What changed was less funding to the agencies that surveil for disease spread so they can intercept outbreaks. The US CDC funded these programs all over the world.
What changed was that they were free-riders on the rest of the population and one day the rest of the population no longer met the threshold.
One could say it is because of the spread of misinformation and that might be the proximate cause.
But if a drug addict periodically overdoses and needs naloxone, and one day a supply chain issue makes it hard to access and he dies, did the supply chain kill him or his drug addiction? Perhaps monocausal explanations are insufficient.
It's a little hard to believe that people who famously don't use computers were infected by an "misinformation", a rather loathsome neologism. There was famously a really serious outbreak in the NYC Orthodox community from 1989 to about 1991. Unvaccinated communities are a sort of immunological tinder box, and you never know when a stray spark might land.
This is the result of a failure of public health to reach out to these religious communities in effective ways for decades.

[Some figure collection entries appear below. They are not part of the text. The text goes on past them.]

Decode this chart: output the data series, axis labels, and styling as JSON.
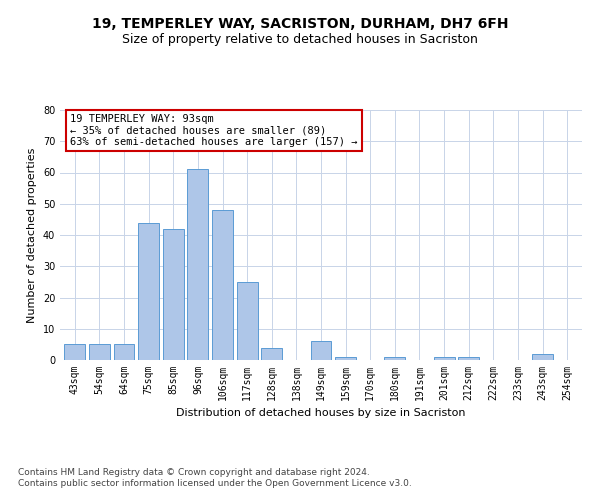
{
  "title": "19, TEMPERLEY WAY, SACRISTON, DURHAM, DH7 6FH",
  "subtitle": "Size of property relative to detached houses in Sacriston",
  "xlabel": "Distribution of detached houses by size in Sacriston",
  "ylabel": "Number of detached properties",
  "categories": [
    "43sqm",
    "54sqm",
    "64sqm",
    "75sqm",
    "85sqm",
    "96sqm",
    "106sqm",
    "117sqm",
    "128sqm",
    "138sqm",
    "149sqm",
    "159sqm",
    "170sqm",
    "180sqm",
    "191sqm",
    "201sqm",
    "212sqm",
    "222sqm",
    "233sqm",
    "243sqm",
    "254sqm"
  ],
  "values": [
    5,
    5,
    5,
    44,
    42,
    61,
    48,
    25,
    4,
    0,
    6,
    1,
    0,
    1,
    0,
    1,
    1,
    0,
    0,
    2,
    0
  ],
  "bar_color": "#aec6e8",
  "bar_edge_color": "#5b9bd5",
  "annotation_text": "19 TEMPERLEY WAY: 93sqm\n← 35% of detached houses are smaller (89)\n63% of semi-detached houses are larger (157) →",
  "annotation_box_color": "#ffffff",
  "annotation_box_edge_color": "#cc0000",
  "footer_line1": "Contains HM Land Registry data © Crown copyright and database right 2024.",
  "footer_line2": "Contains public sector information licensed under the Open Government Licence v3.0.",
  "ylim": [
    0,
    80
  ],
  "yticks": [
    0,
    10,
    20,
    30,
    40,
    50,
    60,
    70,
    80
  ],
  "bg_color": "#ffffff",
  "grid_color": "#c8d4e8",
  "title_fontsize": 10,
  "subtitle_fontsize": 9,
  "axis_label_fontsize": 8,
  "tick_fontsize": 7,
  "annotation_fontsize": 7.5,
  "footer_fontsize": 6.5
}
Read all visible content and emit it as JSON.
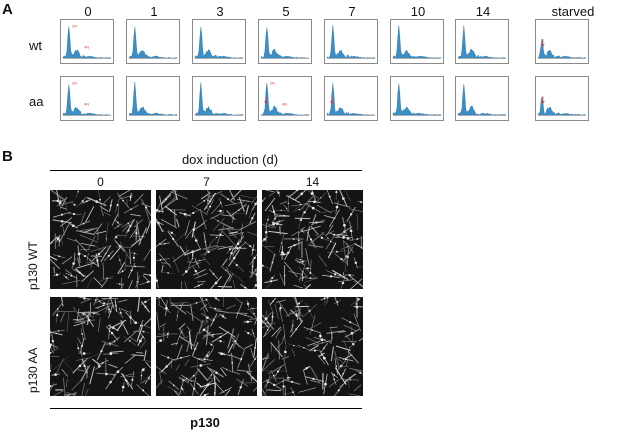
{
  "figure": {
    "panel_a_label": "A",
    "panel_b_label": "B",
    "panel_a": {
      "columns": [
        "0",
        "1",
        "3",
        "5",
        "7",
        "10",
        "14",
        "starved"
      ],
      "rows": [
        "wt",
        "aa"
      ],
      "histogram_color": "#3b8fc6",
      "annotation_color": "#e0383a",
      "annotations": {
        "wt_0": [
          "2N",
          "4N"
        ],
        "aa_0": [
          "2N",
          "4N"
        ],
        "aa_5": [
          "2N",
          "4N"
        ]
      }
    },
    "panel_b": {
      "title": "dox induction (d)",
      "columns": [
        "0",
        "7",
        "14"
      ],
      "rows": [
        "p130 WT",
        "p130 AA"
      ],
      "footer": "p130"
    }
  }
}
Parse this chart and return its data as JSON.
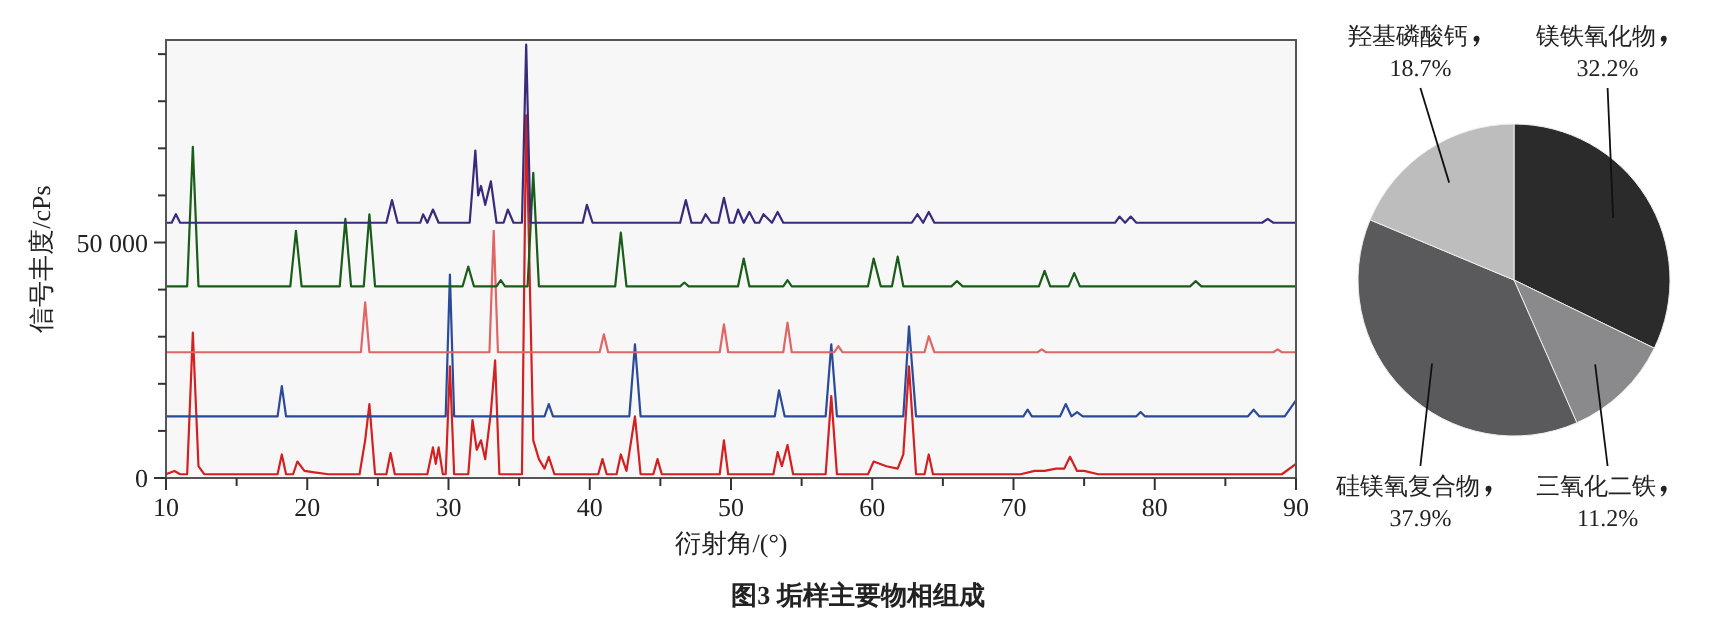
{
  "chart_data": [
    {
      "type": "line",
      "xlabel": "衍射角/(°)",
      "ylabel": "信号丰度/cPs",
      "xlim": [
        10,
        90
      ],
      "ylim": [
        0,
        93000
      ],
      "xticks": [
        10,
        {
          "value": 15,
          "label": null
        },
        20,
        {
          "value": 25,
          "label": null
        },
        30,
        {
          "value": 35,
          "label": null
        },
        40,
        {
          "value": 45,
          "label": null
        },
        50,
        {
          "value": 55,
          "label": null
        },
        60,
        {
          "value": 65,
          "label": null
        },
        70,
        {
          "value": 75,
          "label": null
        },
        80,
        {
          "value": 85,
          "label": null
        },
        90
      ],
      "yticks": [
        0,
        {
          "value": 10000,
          "label": null
        },
        {
          "value": 20000,
          "label": null
        },
        {
          "value": 30000,
          "label": null
        },
        {
          "value": 40000,
          "label": null
        },
        {
          "value": 50000,
          "label": "50 000"
        },
        {
          "value": 60000,
          "label": null
        },
        {
          "value": 70000,
          "label": null
        },
        {
          "value": 80000,
          "label": null
        },
        {
          "value": 90000,
          "label": null
        }
      ],
      "annotations": [
        "图3   垢样主要物相组成"
      ],
      "series": [
        {
          "color": "#d42020",
          "x": [
            10,
            10.6,
            11.0,
            11.5,
            11.9,
            12.3,
            12.7,
            17.9,
            18.2,
            18.5,
            19.0,
            19.3,
            19.8,
            20.5,
            21.5,
            23.7,
            24.1,
            24.4,
            24.8,
            25.6,
            25.9,
            26.2,
            28.5,
            28.9,
            29.1,
            29.3,
            29.6,
            29.8,
            30.1,
            30.4,
            31.4,
            31.7,
            32.0,
            32.3,
            32.6,
            33.0,
            33.3,
            33.6,
            35.2,
            35.5,
            36.0,
            36.4,
            36.8,
            37.1,
            37.5,
            40.6,
            40.9,
            41.2,
            41.9,
            42.2,
            42.6,
            43.2,
            43.6,
            44.5,
            44.8,
            45.1,
            49.2,
            49.5,
            49.8,
            53.0,
            53.3,
            53.6,
            54.0,
            54.4,
            56.7,
            57.1,
            57.5,
            59.7,
            60.1,
            61.0,
            61.8,
            62.2,
            62.6,
            63.1,
            63.7,
            64.0,
            64.3,
            70.5,
            71.5,
            72.2,
            73.0,
            73.6,
            74.0,
            74.5,
            75.0,
            76.0,
            89.0,
            90
          ],
          "values": [
            800,
            1500,
            800,
            800,
            30900,
            2500,
            800,
            800,
            5000,
            800,
            800,
            3500,
            1500,
            1200,
            800,
            800,
            8000,
            15700,
            800,
            800,
            5300,
            800,
            800,
            6500,
            3000,
            6500,
            800,
            800,
            23700,
            800,
            800,
            12300,
            6000,
            8000,
            4000,
            14000,
            25000,
            800,
            800,
            77000,
            8000,
            4000,
            2000,
            4500,
            800,
            800,
            4000,
            800,
            800,
            5000,
            1500,
            13100,
            800,
            800,
            4000,
            800,
            800,
            8000,
            800,
            800,
            5500,
            2500,
            7000,
            800,
            800,
            17400,
            800,
            800,
            3500,
            2500,
            2000,
            5000,
            23700,
            800,
            800,
            5000,
            800,
            800,
            1500,
            1500,
            2000,
            2000,
            4500,
            1500,
            1500,
            800,
            800,
            3000
          ]
        },
        {
          "color": "#2a4a9a",
          "x": [
            10,
            17.9,
            18.2,
            18.5,
            29.8,
            30.1,
            30.4,
            36.8,
            37.1,
            37.4,
            42.8,
            43.2,
            43.6,
            53.1,
            53.4,
            53.8,
            56.7,
            57.1,
            57.5,
            62.2,
            62.6,
            63.1,
            70.7,
            71.0,
            71.3,
            73.3,
            73.7,
            74.1,
            74.5,
            74.9,
            78.7,
            79.0,
            79.3,
            86.6,
            87.0,
            87.4,
            89.2,
            90
          ],
          "values": [
            13100,
            13100,
            19500,
            13100,
            13100,
            43200,
            13100,
            13100,
            15700,
            13100,
            13100,
            28400,
            13100,
            13100,
            18600,
            13100,
            13100,
            28400,
            13100,
            13100,
            32200,
            13100,
            13100,
            14500,
            13100,
            13100,
            15700,
            13100,
            14000,
            13100,
            13100,
            14000,
            13100,
            13100,
            14500,
            13100,
            13100,
            16500
          ]
        },
        {
          "color": "#e06666",
          "x": [
            10,
            23.8,
            24.1,
            24.4,
            32.9,
            33.2,
            33.5,
            40.7,
            41.0,
            41.3,
            49.2,
            49.5,
            49.8,
            53.7,
            54.0,
            54.3,
            57.3,
            57.6,
            57.9,
            63.7,
            64.0,
            64.4,
            71.7,
            72.0,
            72.3,
            88.4,
            88.7,
            89.0,
            90
          ],
          "values": [
            26700,
            26700,
            37300,
            26700,
            26700,
            52500,
            26700,
            26700,
            30500,
            26700,
            26700,
            32600,
            26700,
            26700,
            33000,
            26700,
            26700,
            28000,
            26700,
            26700,
            30100,
            26700,
            26700,
            27300,
            26700,
            26700,
            27300,
            26700,
            26700
          ]
        },
        {
          "color": "#1a5c1a",
          "x": [
            10,
            11.5,
            11.9,
            12.3,
            18.8,
            19.2,
            19.6,
            22.3,
            22.7,
            23.1,
            24.0,
            24.4,
            24.8,
            31.0,
            31.4,
            31.8,
            33.4,
            33.7,
            34.0,
            35.6,
            36.0,
            36.4,
            41.8,
            42.2,
            42.6,
            46.4,
            46.7,
            47.0,
            50.5,
            50.9,
            51.3,
            53.7,
            54.0,
            54.3,
            59.7,
            60.1,
            60.6,
            61.4,
            61.8,
            62.2,
            65.6,
            66.0,
            66.4,
            71.8,
            72.2,
            72.6,
            73.9,
            74.3,
            74.7,
            82.5,
            82.9,
            83.3,
            90
          ],
          "values": [
            40700,
            40700,
            70300,
            40700,
            40700,
            52500,
            40700,
            40700,
            55000,
            40700,
            40700,
            56000,
            40700,
            40700,
            44900,
            40700,
            40700,
            42000,
            40700,
            40700,
            64800,
            40700,
            40700,
            52100,
            40700,
            40700,
            41500,
            40700,
            40700,
            46600,
            40700,
            40700,
            42000,
            40700,
            40700,
            46600,
            40700,
            40700,
            47000,
            40700,
            40700,
            41800,
            40700,
            40700,
            44000,
            40700,
            40700,
            43500,
            40700,
            40700,
            41800,
            40700,
            40700
          ]
        },
        {
          "color": "#3a2a7a",
          "x": [
            10,
            10.4,
            10.7,
            11.0,
            25.6,
            26.0,
            26.4,
            28.0,
            28.2,
            28.5,
            28.9,
            29.3,
            31.5,
            31.9,
            32.1,
            32.3,
            32.6,
            33.0,
            33.4,
            33.9,
            34.2,
            34.6,
            35.2,
            35.5,
            35.8,
            39.5,
            39.8,
            40.2,
            46.4,
            46.8,
            47.2,
            47.9,
            48.2,
            48.6,
            49.1,
            49.5,
            49.9,
            50.2,
            50.5,
            50.9,
            51.3,
            51.7,
            52.0,
            52.3,
            52.9,
            53.3,
            53.7,
            62.8,
            63.2,
            63.6,
            64.0,
            64.4,
            77.2,
            77.5,
            77.9,
            78.3,
            78.7,
            87.6,
            88.0,
            88.4,
            90
          ],
          "values": [
            54200,
            54200,
            56000,
            54200,
            54200,
            59000,
            54200,
            54200,
            56000,
            54200,
            57000,
            54200,
            54200,
            69500,
            60000,
            62000,
            58000,
            63000,
            54200,
            54200,
            57000,
            54200,
            54200,
            92000,
            54200,
            54200,
            58000,
            54200,
            54200,
            59000,
            54200,
            54200,
            56000,
            54200,
            54200,
            59500,
            54200,
            54200,
            57000,
            54200,
            56500,
            54200,
            54200,
            56000,
            54200,
            56500,
            54200,
            54200,
            56000,
            54200,
            56500,
            54200,
            54200,
            55500,
            54200,
            55500,
            54200,
            54200,
            55000,
            54200,
            54200
          ]
        }
      ]
    },
    {
      "type": "pie",
      "categories": [
        "镁铁氧化物",
        "三氧化二铁",
        "硅镁氧复合物",
        "羟基磷酸钙"
      ],
      "values": [
        32.2,
        11.2,
        37.9,
        18.7
      ],
      "value_labels": [
        "32.2%",
        "11.2%",
        "37.9%",
        "18.7%"
      ],
      "colors": [
        "#2b2b2b",
        "#8a8a8c",
        "#5a5a5c",
        "#bdbdbd"
      ]
    }
  ]
}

That stray spark’s survival is heavily influenced by the herd immunity of the rest of the population.
Put another way if the overall population sees an average of 0.5 or 0.95 infections per case there’s zero chance of a huge outbreak. But odds of a case making it to a vulnerable population is wildly higher in the second case.
I'm not sure about Mennonites. One of their communities writes about it and seems to suggest only 1 of the 40 or so communities is hardliners against vaccination. But I also note this is written in a really neutral way (could be to placate government, dunno): https://www.mennoniteusa.org/measles/
Mass immigration from countries where measles is endemic? India has over 10,000 cases per year and makes up the plurality of Canada's immigration intake. Canada has a very high two-shot vaccination rate, but there are pockets like the Mennonite communities that are vulnerable.
Only for stays greater than six months. So an unvaccinated person can fly in from wherever and stay for 180 days legally, or just overstay their visa. That's plenty of time to spread measles.
this is a racist dog whistle. Stop with the "mass immigration" BS.
India, contrary to what the racists believe, has a long and successful vaccination program. A country of 1.5 billion people has around a 70% MMR vaccination rate among infants. Canada's in the 80% range and dropping.
Canada had eliminated measles, it was reintroduced by travel from a country where measles was endemic. This is not rocket science. High-volume international travel from countries where measles is endemic, like India, poses a public health risk to countries that have eliminated the disease. The same goes for tuberculosis, hepatitis, etc.
Oh yeah, the spread of misinformation on the internet.